On the invaluable Volokh Conspiracy, two very bright legal minds, Orin Kerr and Jonathan Adler, take issue with me. Prof. Adler does so explicitly; Prof Kerr does so implicitly, saying that that the case that Holder perjured himself is weak "bordering on silly."
Pooh-poohing the rampant dishonesty and dissembling of this Administration is not a habit with the libertarian-leaning Conspiracy, so I have reconsidered my post. I now think Holder is in even bigger trouble than I did initially.
I am more convinced today than before because of one additional fact about the search warrant application Holder signed, a fact I had overlooked but that seems damning. The fact is that the affidavit attached to the application Holder submitted makes reference to the targeted reporter, James Rosen of Fox News, as a risk to flee.
Risk to flee from what?
In my more than 20 years in the Department of Justice and the United States Attorney's Office, not one time did I see a subject referred to as a risk to flee other than to denote a person who might flee to avoid prosecution. Not one time.
Prof. Adler's, and even more Prof. Kerr's, exculpations of Holder proceed from a discussion (and in Kerr's case, a very long discussion) of the "context" of Holder's statement. It is worth recalling, however, exactly what Holder told Congress. It was this (emphasis added):
In regard to potential prosecution of the press for the disclosure of material -- this is not something I've ever been involved in, heard of, or would think would be wise policy.
This struck me as more than odd, since Holder said in the application that Rosen had illicitly obtained, or at the minimum was "an aider, abettor and/or co-conspirator" in obtaining, national security materials from a government official also under investigation.
When an officer of the Department of Justice tells a court that a search warrant target probably either committed, or aided the commission of, a very serious federal felony, and that extraordinary means are required forthwith to investigate the target's activities in that he is a risk to flee, the idea that the officer is not asserting the basis of a "potential prosecution" is -- how shall I say this? -- bordering on silly. It can only be defended by re-defining, or more precisely by defining out of existence, the word "potential."
Prof. Kerr's defense of Holder (here) relies largely on "context." Long and only loosely related discussions of context are S.O.P. in defense of perjury, because they are designed to get the audience (typically, although not here, the jury) to forget about text.
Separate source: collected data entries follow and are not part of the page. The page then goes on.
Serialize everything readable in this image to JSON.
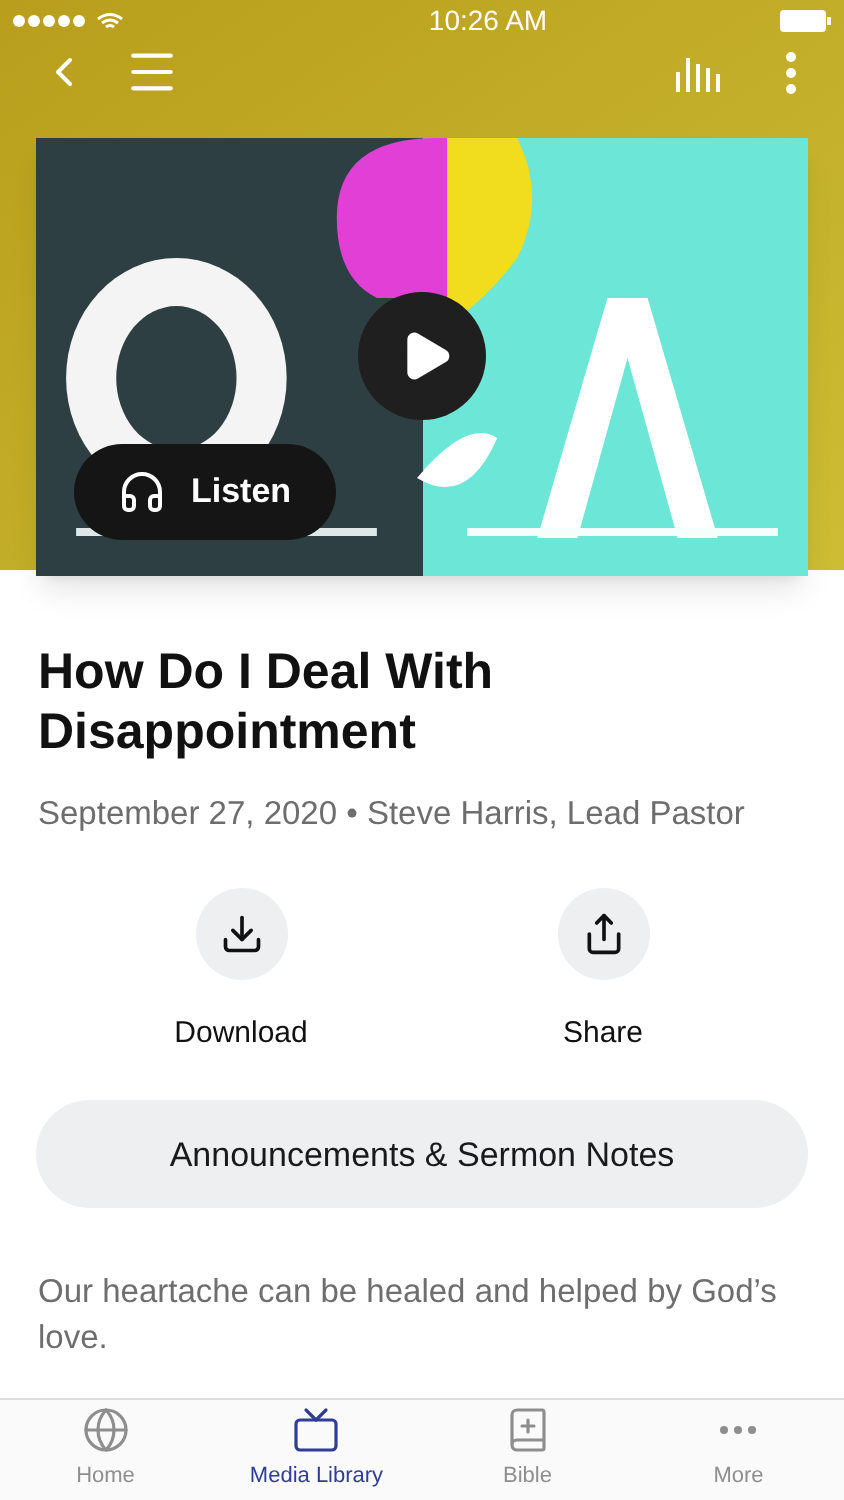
{
  "status_bar": {
    "time": "10:26 AM"
  },
  "media": {
    "listen_label": "Listen"
  },
  "sermon": {
    "title": "How Do I Deal With Disappointment",
    "meta": "September 27, 2020 • Steve Harris, Lead Pastor"
  },
  "actions": [
    {
      "kind": "download",
      "label": "Download"
    },
    {
      "kind": "share",
      "label": "Share"
    }
  ],
  "notes_button": "Announcements & Sermon Notes",
  "description": "Our heartache can be healed and helped by God’s love.",
  "tabs": [
    {
      "kind": "home",
      "label": "Home",
      "selected": false
    },
    {
      "kind": "media",
      "label": "Media Library",
      "selected": true
    },
    {
      "kind": "bible",
      "label": "Bible",
      "selected": false
    },
    {
      "kind": "more",
      "label": "More",
      "selected": false
    }
  ]
}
But the specific text -- that is, what the speaker (or author) actually said (or wrote) -- is the subject matter.
Thus, for example, it would make no difference if, in the context of a discussion of The Meaning of Life, the speaker says (not intending irony or humor, as Holder certainly did not), "The sun rises in the west." His statement is false irrespective of its context.
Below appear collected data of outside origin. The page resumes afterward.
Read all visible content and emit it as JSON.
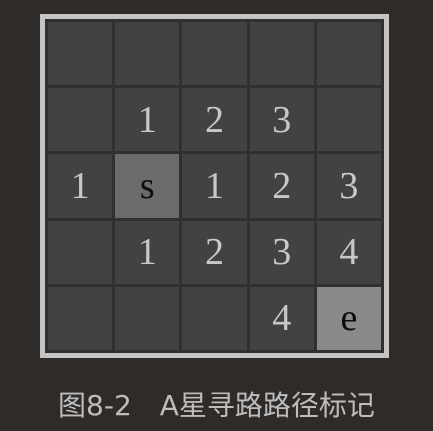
{
  "caption": "图8-2　A星寻路路径标记",
  "grid": {
    "rows": [
      [
        "",
        "",
        "",
        "",
        ""
      ],
      [
        "",
        "1",
        "2",
        "3",
        ""
      ],
      [
        "1",
        "s",
        "1",
        "2",
        "3"
      ],
      [
        "",
        "1",
        "2",
        "3",
        "4"
      ],
      [
        "",
        "",
        "",
        "4",
        "e"
      ]
    ],
    "start_label": "s",
    "end_label": "e"
  },
  "colors": {
    "background": "#2f2b28",
    "board_border": "#c4c4c4",
    "cell": "#424242",
    "start_cell": "#6b6b6b",
    "end_cell": "#8a8a8a",
    "number_text": "#c8c8c8"
  }
}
Prof. Kerr also relies on the notion that Holder didn't and doesn't intend to prosecute Rosen, and, more broadly, that Holder was addressing his overall comments to prosecutorial discretion, which Holder made clear ought not be used against members of the press, certainly not in circumstances like those present here.
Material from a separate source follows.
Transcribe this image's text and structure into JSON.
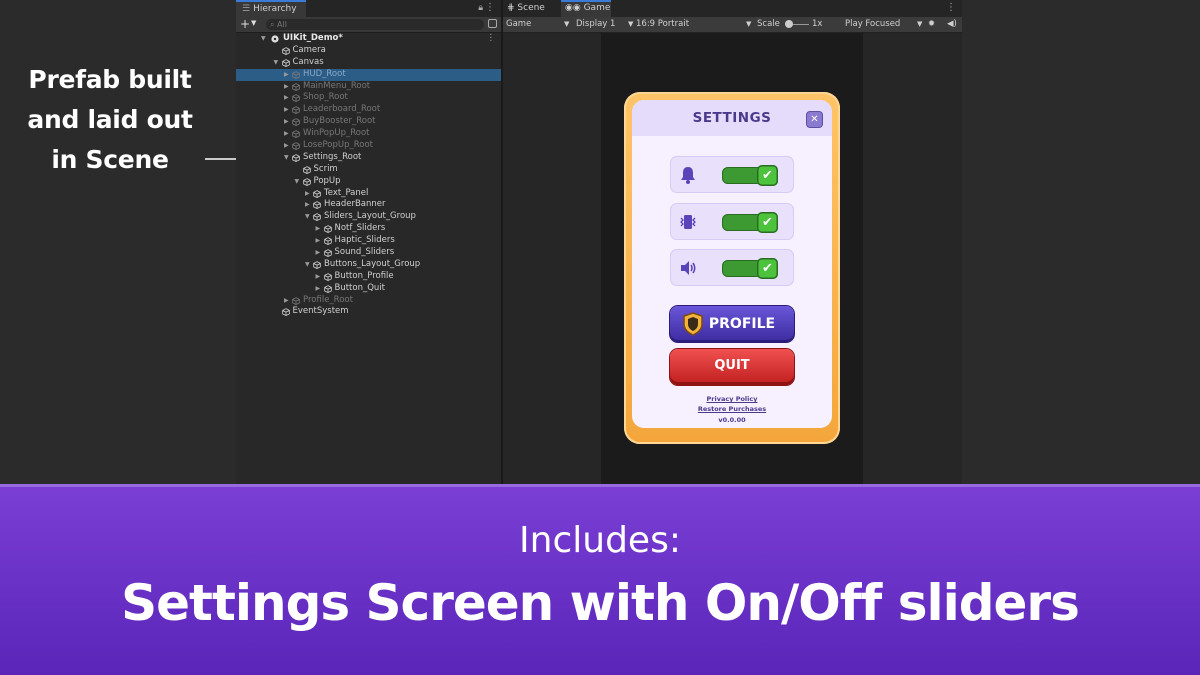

All that is as true as it is irrelevant. Whether Holder, or anyone in the present DOJ intends to prosecute Rosen, or thinks that it would be a poor exercise of prosecutorial discretion to prosecute him or other reporters similarly situated, is beside the point. Whether there is a potential prosecution does not depend on Holder's state of mind, or the state of mind of anyone currently in power at DOJ; the notion that psychology is everything is, while unfortunately widespread, complete baloney. When the Department goes on record with a court as being of the view Mr. X is at the minimum an aider or abettor or co-conspirator in a federal felony, and must immediately be investigated through extraordinary means because of, among other possible reasons, the risk that he'll flee, then it is nothing more than blinking reality to say that there is no potential prosecution of Mr. X.
Prof. Adler (Conspiracy entry here) takes a slightly different tack. He notes, correctly, that perjury is difficult to prove. But I never said that Holder is going to jail or even that he'd be criminally charged. (To coin a phrase, I think Holder risks a potential prosecution but almost certainly will not see an actual one). I can tell you from my years as a federal prosecutor that people perjure themselves all the time, but very seldom get prosecuted for it. I would be shocked if Holder got prosecuted.
What I said is that I thought (and think at least as strongly now, given his long record of dissembling) that Holder is "in big trouble." Being pressured to resign as Attorney General of the United States under a cloud of well-grounded suspicion of misleading behavior is certainly what I would call "big trouble." And, if a point be made of it, I think the pressure should, and will, prove to be too strong to resist.
UPDATE: Having had the benefit of a note from Orin this morning, I have corrected two errors I made in my entry, although its substance remains unchanged. One error was that I referred to a "wiretap." That is incorrect in this case; Mr. Holder was applying for a search warrant for Rosen's emails, not a wiretap.
My second error was in using and putting quotation marks around the words "flight risk." The affidavit asked that it and Mr. Holder's accompanying application be sealed, because, if they became public, it "may cause [the] subjects to flee."